Monday, August 24, 2009

countdown to dollar implosion


Financial Sense | Every few months a chart comes along that needs almost no follow-on paragraphs to make the point of the issue. The chart provided by CIGA Eric covers several important types of US$-based bonds, their inflow and outflow, and the aggregate GrandNet. The financial data is publicly available from the USGovt TIC Reports. The messages are clear. Inflows of foreign funds are dwindling. In the case of USAgency Mortgage Bonds and USCorp Bonds, the nation is witnessing something unprecedented, the net outflow of funds. This is outright rejection. This chart exposes the isolation problem of the USDollar in the bond world, clearly the most important market beneath the currency market. The printing press is the last option.

Ominous is a strong word. Abandonment is better, but disaster is better still. “I find this simple chart so ominous I had to send it. Decelerating year-over-year inflows and outflows across the board. Stick your head in the sand if you like, but string this trend out a little longer and you’re going to have flight from the dollar.” So wrote CIGA Eric. See the article that displays this graph and his few words on the JSMineset weblog (CLICK HERE).

The foreign creditors are moving away from the United States, plain and simple. The big bold red series shows the Grand Net US$-based bond reduction in net flow change from a high around $950 billion in early 2007 to a figure now approaching only $200 billion, thus a severe cut in net inflow. The greater alarm comes from the USCorporate Bonds in the yellow series, whose net flow change is down from a plus $600 billion high at the same time to a slight net outflow negative figure now. The USAgency Mortgage Bonds in chartreuse/mauve/pink have net flow change with peak of plus $300 billion at the same time to a net outflow of a frightening $150 billion now. Since the important peak for mortgage and corporate bonds, the USTreasurys in blue series have recovered from a $200 billion net positive inflow to a $400 billion net inflow. However, one should suspect that the USFed is purchasing the USTreasurys from convenient accounts bearing foreign names, using American funds, and laced with sinister motives founded in deception. Foreigners in all likelihood are not the primary purchasers.

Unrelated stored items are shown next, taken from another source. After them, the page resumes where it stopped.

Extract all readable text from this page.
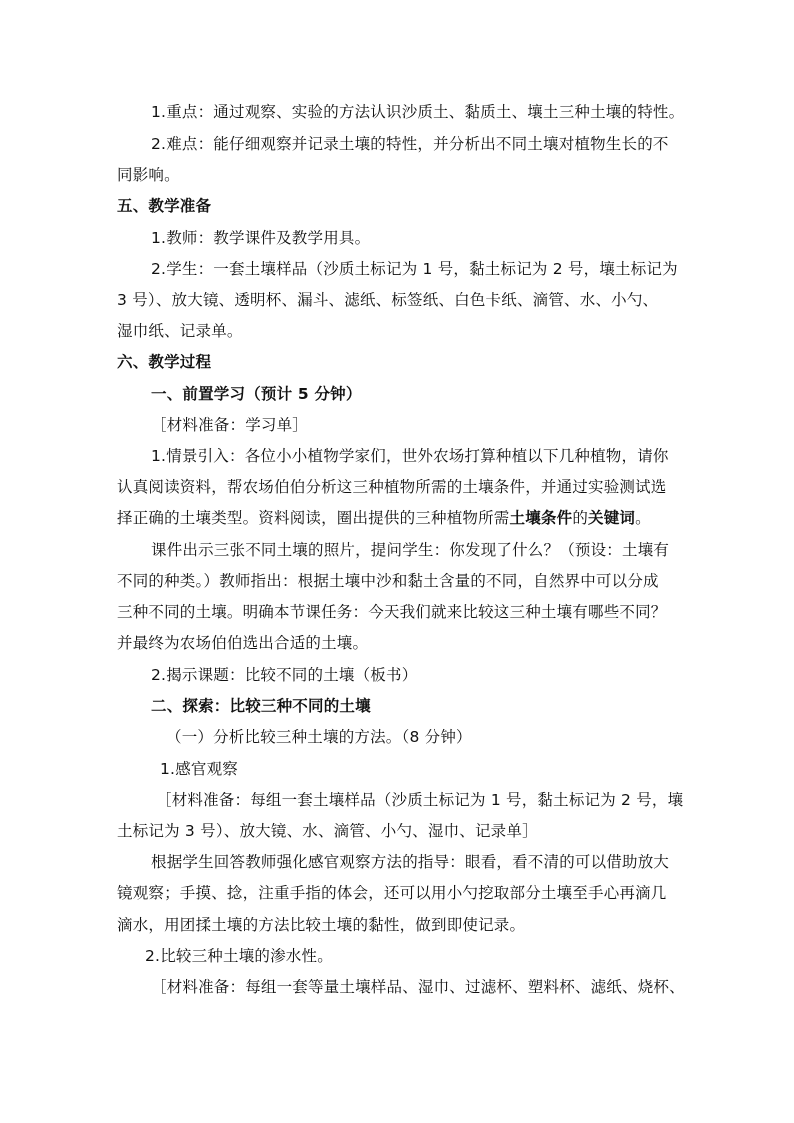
1.重点：通过观察、实验的方法认识沙质土、黏质土、壤土三种土壤的特性。
2.难点：能仔细观察并记录土壤的特性，并分析出不同土壤对植物生长的不
同影响。
五、教学准备
1.教师：教学课件及教学用具。
2.学生：一套土壤样品（沙质土标记为 1 号，黏土标记为 2 号，壤土标记为
3 号）、放大镜、透明杯、漏斗、滤纸、标签纸、白色卡纸、滴管、水、小勺、
湿巾纸、记录单。
六、教学过程
一、前置学习（预计 5 分钟）
［材料准备：学习单］
1.情景引入：各位小小植物学家们，世外农场打算种植以下几种植物，请你
认真阅读资料，帮农场伯伯分析这三种植物所需的土壤条件，并通过实验测试选
择正确的土壤类型。资料阅读，圈出提供的三种植物所需土壤条件的关键词。
课件出示三张不同土壤的照片，提问学生：你发现了什么？（预设：土壤有
不同的种类。）教师指出：根据土壤中沙和黏土含量的不同，自然界中可以分成
三种不同的土壤。明确本节课任务：今天我们就来比较这三种土壤有哪些不同？
并最终为农场伯伯选出合适的土壤。
2.揭示课题：比较不同的土壤（板书）
二、探索：比较三种不同的土壤
（一）分析比较三种土壤的方法。（8 分钟）
1.感官观察
［材料准备：每组一套土壤样品（沙质土标记为 1 号，黏土标记为 2 号，壤
土标记为 3 号）、放大镜、水、滴管、小勺、湿巾、记录单］
根据学生回答教师强化感官观察方法的指导：眼看，看不清的可以借助放大
镜观察；手摸、捻，注重手指的体会，还可以用小勺挖取部分土壤至手心再滴几
滴水，用团揉土壤的方法比较土壤的黏性，做到即使记录。
2.比较三种土壤的渗水性。
［材料准备：每组一套等量土壤样品、湿巾、过滤杯、塑料杯、滤纸、烧杯、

The United States credit markets are losing their legitimate liquidity and increasingly are turning to the desperate reckless alternative, namely the dreaded MONETIZATION. Mortgages in the United States must maintain funding from the USFed and USGovt by direct purchase, no longer a market action. There are mainly sellers. The corporations in the US must maintain funding from a more desperate means. See the Samurai Bonds offered in Japanese Yen denomination, the ones growing in popularity. My view is that a good slice of USGovt Treasury Bonds will be denominated in foreign currency routinely within one year, if the US$ system survives in its current form that long. The conclusion is clear from the messages, both graphic and statistical, that THE US$-BASED BONDS OF ALL TYPES WILL RELY ON DIRECT MONETIZATION VERY SOON OR IMMEDIATELY.